Seit Dezember 2017 hofft Roshanak Astaraki in Georgien auf eine Einreisegenehmigung nach Deutschland. In dem Land am Schwarzen Meer fühlt sie sich vom iranischen
Geheimdienst bedroht. Die Macht der Mullahs sei allgegenwärtig. Die Heimatzeitung hat die 38-Jährige gebeten, ihre Gefühle in einigen Sätzen aufzuschreiben:
"Tiflis erinnert mich an Angst, Einsamkeit, Flucht, Erwartung und Unsicherheit. Ich konnte nicht einmal ein Visum für meine Tochter und mich bekommen, und so können wir unsauch nicht fühlen, als ob dieses Land uns akzeptieren würde. Wir haben hier wegen unserer besonderen Situation keine Beziehung.

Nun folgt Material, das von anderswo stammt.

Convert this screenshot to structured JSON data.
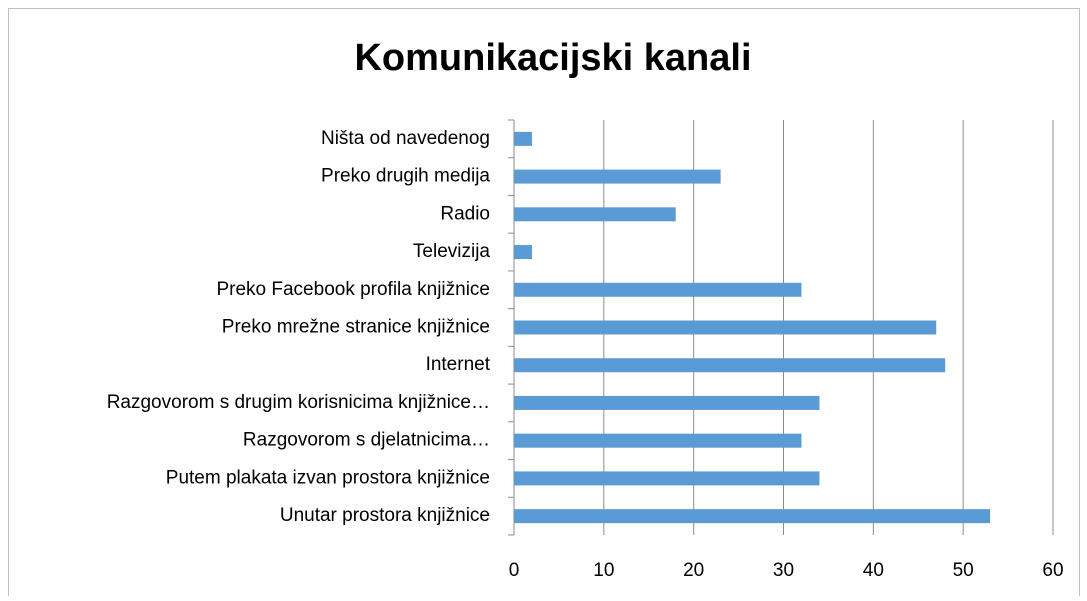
{
  "chart_data": {
    "type": "bar",
    "orientation": "horizontal",
    "title": "Komunikacijski kanali",
    "categories": [
      "Ništa od navedenog",
      "Preko drugih medija",
      "Radio",
      "Televizija",
      "Preko Facebook profila knjižnice",
      "Preko mrežne stranice knjižnice",
      "Internet",
      "Razgovorom s drugim korisnicima knjižnice…",
      "Razgovorom s djelatnicima…",
      "Putem plakata izvan prostora knjižnice",
      "Unutar prostora knjižnice"
    ],
    "values": [
      2,
      23,
      18,
      2,
      32,
      47,
      48,
      34,
      32,
      34,
      53
    ],
    "color": "#5b9bd5",
    "xlim": [
      0,
      60
    ],
    "xticks": [
      0,
      10,
      20,
      30,
      40,
      50,
      60
    ],
    "grid": true
  }
}
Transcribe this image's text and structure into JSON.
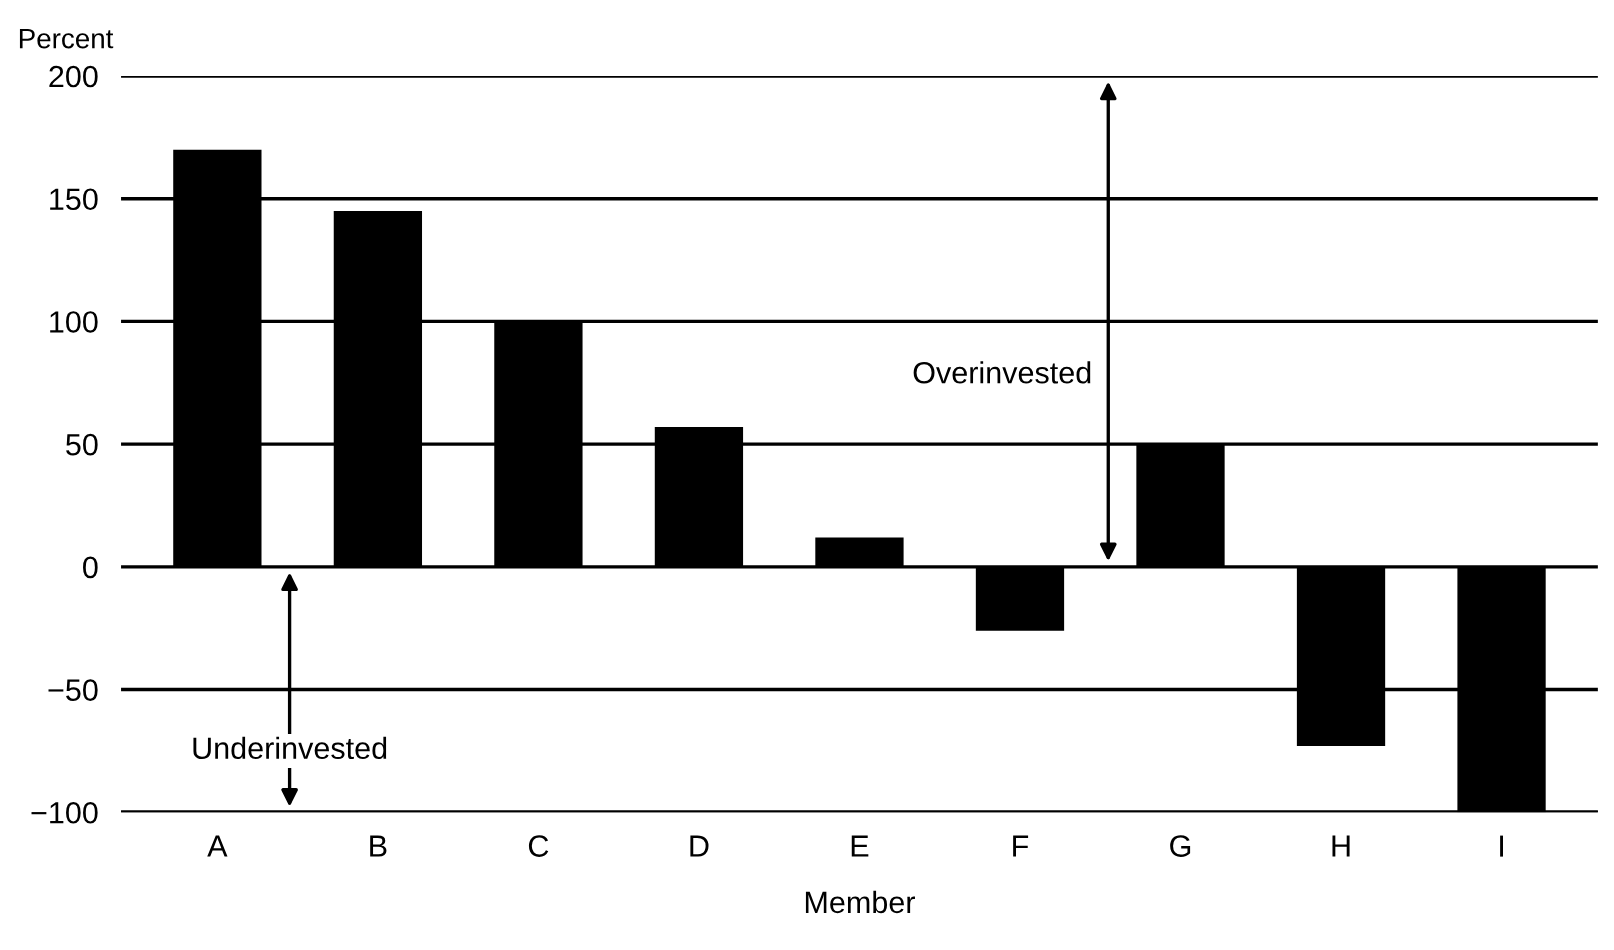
{
  "chart_data": {
    "type": "bar",
    "xlabel": "Member",
    "ylabel": "Percent",
    "categories": [
      "A",
      "B",
      "C",
      "D",
      "E",
      "F",
      "G",
      "H",
      "I"
    ],
    "values": [
      170,
      145,
      100,
      57,
      12,
      -26,
      50,
      -73,
      -100
    ],
    "color": "#000000",
    "ylim": [
      -100,
      200
    ],
    "yticks": [
      {
        "value": -100,
        "label": "−100"
      },
      {
        "value": -50,
        "label": "−50"
      },
      0,
      50,
      100,
      150,
      200
    ],
    "grid": "y",
    "annotations": [
      "Overinvested",
      "Underinvested"
    ]
  }
}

Obwohl Tiflis eine große Stadt ist, haben wir das Gefühl, dass unsere Wohnung die meiste Zeit in der Wüste liegt. Dieses Gefühl für ein zwölfjähriges Mädchen, das kurz davor steht, ein Teenager zu sein und soziale Begegnungen benötigt, ist sehr schwierig. Wir fühlen uns wie ein überflüssiger Teil der Gesellschaft.